Recognized internationally for his innovative work in laser therapy, and non-invasive facial and body rejuvenation techniques, Dr. Goldberg leads as an authoritative pioneer in cosmetic dermatology. Among his many roles, Dr. Goldberg currently serves as a Clinical Professor of Dermatology and Director of Laser Research of New York's Mount Sinai School of Medicine, and a Clinical Professor of Dermatology and Chief of Dermatologic Surgery at UMDNJ-New Jersey Medical School. Alongside his 125 peer-reviewed published manuscripts, Dr. Goldberg has authored numerous educational dermatological books, and currently serves as the Senior Chief Editor of of the Journal of Cosmetic and Laser Therapy. Additionally, as an attorney, Dr. Goldberg currently serves as an Adjunct Professor of Law at the New York's Fordham University School of Law where he combines his extensive expertise in healthcare and his experience in law to to teach a course entitled "Advanced in Health Care Law."

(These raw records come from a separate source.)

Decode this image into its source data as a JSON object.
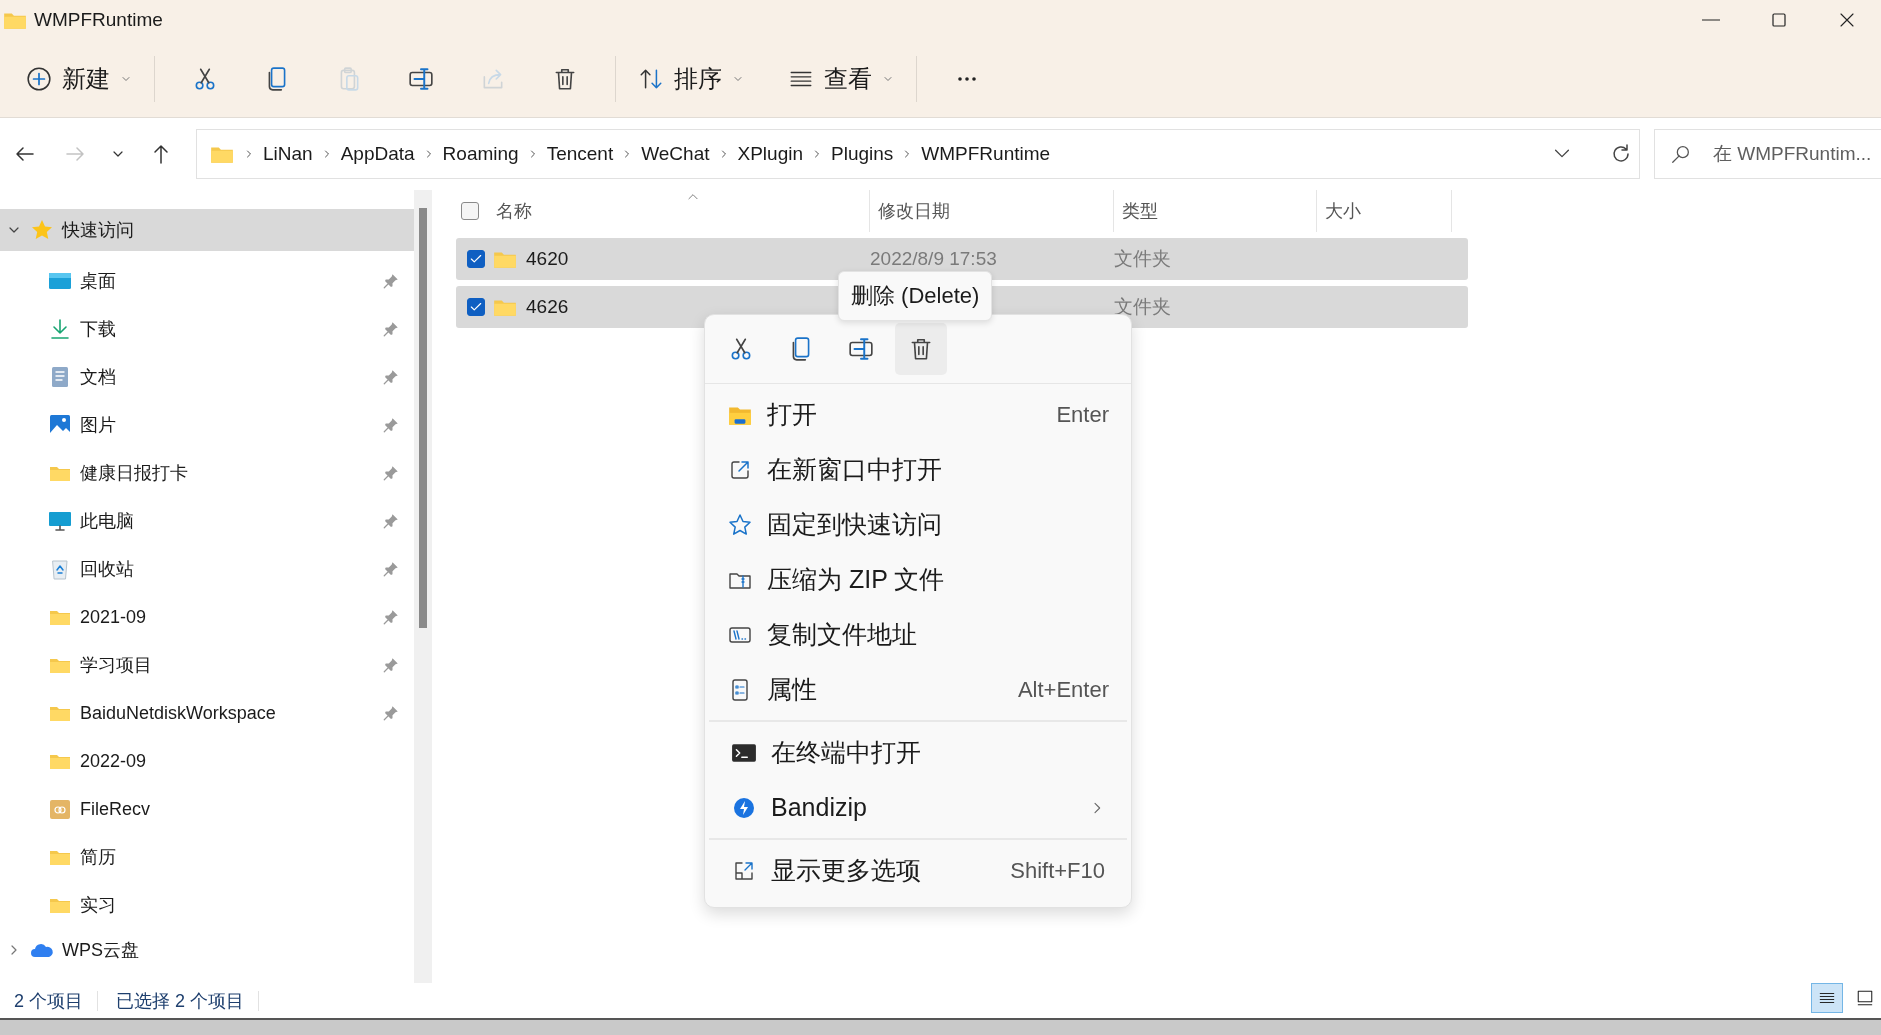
{
  "window": {
    "title": "WMPFRuntime"
  },
  "toolbar": {
    "new": {
      "label": "新建"
    },
    "edit_buttons": [
      {
        "disabled": false
      },
      {
        "disabled": false
      },
      {
        "disabled": true
      },
      {
        "disabled": false
      },
      {
        "disabled": true
      },
      {
        "disabled": false
      }
    ],
    "sort": {
      "label": "排序"
    },
    "view": {
      "label": "查看"
    }
  },
  "navigation": [
    {
      "disabled": false
    },
    {
      "disabled": true
    },
    {
      "disabled": false
    },
    {
      "disabled": false
    }
  ],
  "breadcrumbs": [
    "LiNan",
    "AppData",
    "Roaming",
    "Tencent",
    "WeChat",
    "XPlugin",
    "Plugins",
    "WMPFRuntime"
  ],
  "search": {
    "placeholder": "在 WMPFRuntim..."
  },
  "sidebar": [
    {
      "label": "快速访问",
      "expanded": true,
      "selected": true,
      "kind": "star",
      "children": [
        {
          "label": "桌面",
          "kind": "desktop",
          "pinned": true
        },
        {
          "label": "下载",
          "kind": "download",
          "pinned": true
        },
        {
          "label": "文档",
          "kind": "documents",
          "pinned": true
        },
        {
          "label": "图片",
          "kind": "pictures",
          "pinned": true
        },
        {
          "label": "健康日报打卡",
          "kind": "folder",
          "pinned": true
        },
        {
          "label": "此电脑",
          "kind": "computer",
          "pinned": true
        },
        {
          "label": "回收站",
          "kind": "recycle",
          "pinned": true
        },
        {
          "label": "2021-09",
          "kind": "folder",
          "pinned": true
        },
        {
          "label": "学习项目",
          "kind": "folder",
          "pinned": true
        },
        {
          "label": "BaiduNetdiskWorkspace",
          "kind": "folder",
          "pinned": true
        },
        {
          "label": "2022-09",
          "kind": "folder",
          "pinned": false
        },
        {
          "label": "FileRecv",
          "kind": "filerecv",
          "pinned": false
        },
        {
          "label": "简历",
          "kind": "folder",
          "pinned": false
        },
        {
          "label": "实习",
          "kind": "folder",
          "pinned": false
        }
      ]
    },
    {
      "label": "WPS云盘",
      "expanded": false,
      "selected": false,
      "kind": "cloud"
    }
  ],
  "table": {
    "all_checked": false,
    "columns": [
      "名称",
      "修改日期",
      "类型",
      "大小"
    ],
    "rows": [
      {
        "name": "4620",
        "date": "2022/8/9 17:53",
        "type": "文件夹",
        "selected": true,
        "checked": true
      },
      {
        "name": "4626",
        "type": "文件夹",
        "selected": true,
        "checked": true
      }
    ]
  },
  "tooltip": "删除 (Delete)",
  "context_menu": {
    "quick_actions": [
      {
        "selected": false
      },
      {
        "selected": false
      },
      {
        "selected": false
      },
      {
        "selected": true
      }
    ],
    "groups": [
      [
        {
          "label": "打开",
          "shortcut": "Enter",
          "kind": "open"
        },
        {
          "label": "在新窗口中打开",
          "kind": "new-window"
        },
        {
          "label": "固定到快速访问",
          "kind": "pin"
        },
        {
          "label": "压缩为 ZIP 文件",
          "kind": "zip"
        },
        {
          "label": "复制文件地址",
          "kind": "path"
        },
        {
          "label": "属性",
          "shortcut": "Alt+Enter",
          "kind": "properties"
        }
      ],
      [
        {
          "label": "在终端中打开",
          "kind": "terminal"
        },
        {
          "label": "Bandizip",
          "kind": "bandizip",
          "submenu": true
        }
      ],
      [
        {
          "label": "显示更多选项",
          "shortcut": "Shift+F10",
          "kind": "more"
        }
      ]
    ]
  },
  "status_bar": {
    "items": "2 个项目",
    "selection": "已选择 2 个项目"
  },
  "view_buttons": [
    {
      "selected": true
    },
    {
      "selected": false
    }
  ]
}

With the use of artificial intelligence technology in medical specialties on the rise, there is an increased concern among clinicians about the potential practice and patient-related repercussions. As most dermatological data is image-based, artificial intelligence can be used to recognize specified features of data set images and deduce a diagnosis. Rather than being a “man versus the machine” dilemma, the trends towards advanced technology can instead prove to be an opportunity to transform clinical practice by augmenting it with artificial intelligence.